Die Esten lehnten schließlich die Verlegung der Partie kategorisch ab. Die Schotten hingegen pochten auf die neue Anordnung der FIFA und bereiteten sich auf einen Anstoß um 15 Uhr vor. Wie Brown später sagte, war er sich ziemlich sicher, dass die Esten nur blufften und schließlich doch antreten würden, um die Punkte nicht kampflos zu verlieren. Doch als die schottische Mannschaft um 13 Uhr am Stadion eintraf, kamen ihm erste Zweifel. Die Anzeigetafel war zwar eingeschaltet, aber auf ihr stand klar und deutlich: „Eesti vs Sotimaa – Kick off: 18:45.“
Browns Spieler inspizierten den Rasen, dann gingen sie in die Kabine und zogen sich um. Danach führten sie ihr reguläres Aufwärmprogramm durch, bis ihr Trainer sie vom Feld rief, um die letzten taktischen Vorgaben durchzusprechen. Außer den britischen Spielern war noch das Schiedsrichtergespann im Stadion, zudem etwa achthundert schottische Fans. Erst sangen sie: „Wir singen nur bei Tageslicht!“ Und dann: „Ein Team in Tallinn, es gibt nur ein Team in Tallinn!“ Unter diesem Namen – One team in Tallinn – ist der Tag schließlich auch in die britische Fußballgeschichte eingegangen, denn als sich die Schotten um kurz vor 15 Uhr in ihrer Spielhälfte aufstellten, war noch immer kein Gegner zu sehen.

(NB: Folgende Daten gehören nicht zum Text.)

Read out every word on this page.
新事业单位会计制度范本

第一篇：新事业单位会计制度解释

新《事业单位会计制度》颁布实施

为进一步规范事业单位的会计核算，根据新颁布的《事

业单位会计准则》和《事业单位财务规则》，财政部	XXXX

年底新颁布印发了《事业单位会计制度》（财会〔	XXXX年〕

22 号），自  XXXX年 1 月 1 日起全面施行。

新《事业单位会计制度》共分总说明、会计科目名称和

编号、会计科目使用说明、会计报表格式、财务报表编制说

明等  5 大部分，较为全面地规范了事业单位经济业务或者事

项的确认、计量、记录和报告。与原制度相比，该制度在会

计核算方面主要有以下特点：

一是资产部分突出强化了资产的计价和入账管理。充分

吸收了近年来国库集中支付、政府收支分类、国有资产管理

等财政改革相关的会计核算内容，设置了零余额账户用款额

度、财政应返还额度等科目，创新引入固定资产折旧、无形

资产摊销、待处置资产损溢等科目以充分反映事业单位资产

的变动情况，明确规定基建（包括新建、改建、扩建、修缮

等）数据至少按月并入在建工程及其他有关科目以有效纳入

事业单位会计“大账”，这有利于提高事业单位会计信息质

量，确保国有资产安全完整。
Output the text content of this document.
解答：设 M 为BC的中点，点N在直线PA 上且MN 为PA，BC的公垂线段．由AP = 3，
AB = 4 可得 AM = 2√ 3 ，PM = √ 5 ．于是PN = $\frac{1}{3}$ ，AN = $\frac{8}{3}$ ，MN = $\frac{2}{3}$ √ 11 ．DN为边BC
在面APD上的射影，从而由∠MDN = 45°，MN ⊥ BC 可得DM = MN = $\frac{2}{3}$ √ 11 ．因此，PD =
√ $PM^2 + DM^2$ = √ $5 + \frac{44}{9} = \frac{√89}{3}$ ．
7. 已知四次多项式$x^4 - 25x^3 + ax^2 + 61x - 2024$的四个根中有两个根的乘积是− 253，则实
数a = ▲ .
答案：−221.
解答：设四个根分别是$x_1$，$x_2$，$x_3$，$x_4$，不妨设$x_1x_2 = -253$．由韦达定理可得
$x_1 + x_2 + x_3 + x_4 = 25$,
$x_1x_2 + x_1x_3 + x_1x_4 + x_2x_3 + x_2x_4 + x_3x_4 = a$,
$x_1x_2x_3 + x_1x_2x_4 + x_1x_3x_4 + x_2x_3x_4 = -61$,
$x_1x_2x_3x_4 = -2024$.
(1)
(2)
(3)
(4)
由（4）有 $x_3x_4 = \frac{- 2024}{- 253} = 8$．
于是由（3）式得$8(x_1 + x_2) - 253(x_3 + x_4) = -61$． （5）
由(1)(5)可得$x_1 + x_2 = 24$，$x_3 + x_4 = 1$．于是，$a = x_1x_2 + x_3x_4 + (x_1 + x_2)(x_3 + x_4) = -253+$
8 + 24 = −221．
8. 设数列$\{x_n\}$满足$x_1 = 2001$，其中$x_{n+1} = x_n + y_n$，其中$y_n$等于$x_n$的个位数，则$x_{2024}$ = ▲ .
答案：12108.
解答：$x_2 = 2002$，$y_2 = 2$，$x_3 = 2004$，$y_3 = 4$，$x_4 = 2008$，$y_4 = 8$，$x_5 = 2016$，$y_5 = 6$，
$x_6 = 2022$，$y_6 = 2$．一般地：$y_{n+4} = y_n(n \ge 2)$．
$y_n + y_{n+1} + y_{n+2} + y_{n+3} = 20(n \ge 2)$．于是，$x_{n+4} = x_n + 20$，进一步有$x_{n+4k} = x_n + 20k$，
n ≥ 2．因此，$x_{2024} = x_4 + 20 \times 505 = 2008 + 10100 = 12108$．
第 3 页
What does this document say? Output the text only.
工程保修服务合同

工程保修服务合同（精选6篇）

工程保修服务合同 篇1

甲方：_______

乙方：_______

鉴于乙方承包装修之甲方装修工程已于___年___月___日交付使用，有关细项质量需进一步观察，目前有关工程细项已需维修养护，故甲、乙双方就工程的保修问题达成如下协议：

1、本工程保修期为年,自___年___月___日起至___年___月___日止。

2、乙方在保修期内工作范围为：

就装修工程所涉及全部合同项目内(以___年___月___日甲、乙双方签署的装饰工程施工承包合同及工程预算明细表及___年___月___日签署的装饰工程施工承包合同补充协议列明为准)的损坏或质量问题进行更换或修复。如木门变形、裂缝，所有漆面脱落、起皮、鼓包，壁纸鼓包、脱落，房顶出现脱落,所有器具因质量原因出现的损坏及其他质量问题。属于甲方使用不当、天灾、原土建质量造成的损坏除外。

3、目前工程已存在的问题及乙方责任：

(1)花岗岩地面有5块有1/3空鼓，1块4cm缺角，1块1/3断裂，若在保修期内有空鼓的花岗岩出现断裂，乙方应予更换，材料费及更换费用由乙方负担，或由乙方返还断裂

Abpfiff nach drei Sekunden
Stürmer Billy Dodds stand am Mittelkreis, um den Anstoß auszuführen. Er war vier Tage zuvor gegen Lettland eingewechselt worden, aber nun sollte er sein erstes Länderspiel von Beginn an bestreiten. Radoman pfiff die Partie pünktlich an. Dodds stupste den Ball zu John Collins, der zwei Schritte in Richtung gegnerisches Tor machte. Da pfiff Radoman die äußerst einseitige Partie ab. Kapitän Collins riss jubelnd die Arme in die Höhe. Zu diesem Zeitpunkt waren die Esten noch immer in ihrem Sporthotel. Erst eine Stunde später verließ der Tross das Trainingslager in Kehtna. Als das estnische Team um 17:15 Uhr im Stadion in Tallinn eintraf, war kein einziger Schotte mehr zu sehen. Dafür erwachte das Flutlicht gerade flackernd zum Leben.
Dieser bizarren Tag hatte noch eine Schlusspointe zu bieten, von der man außerhalb Estlands nur selten etwas hört. Um 19 Uhr trafen sich nämlich Vertreter von zwei estnischen und einem finnischen Fernsehsender mit Chris Lewis, einem bekannten Produzenten von der BBC, im Stadion. Die Männer kontrollierten unter notarieller Aufsicht die Beleuchtung und stellten fest, dass sie den offiziellen Mindestanforderungen der FIFA völlig entsprach.
Nur knapp vier Wochen durften sich die Schotten über die drei Punkte freuen, die ihnen ihrer Meinung nach zustanden, weil der Gegner nicht angetreten war. Anfang November entschied die FIFA, dass das Match an einem neutralen Ort wiederholt werden musste. Am 4. Februar 1997 trennten sich Estland und Schottland in Monaco mit 0:0. Held des Spiels war der estnische Torwart Mart Poom, der dank seiner Leistung sechs Wochen später zu Derby County in die Premier League wechselte. Bei Schottland war Billy Dodds nicht mal im Aufgebot.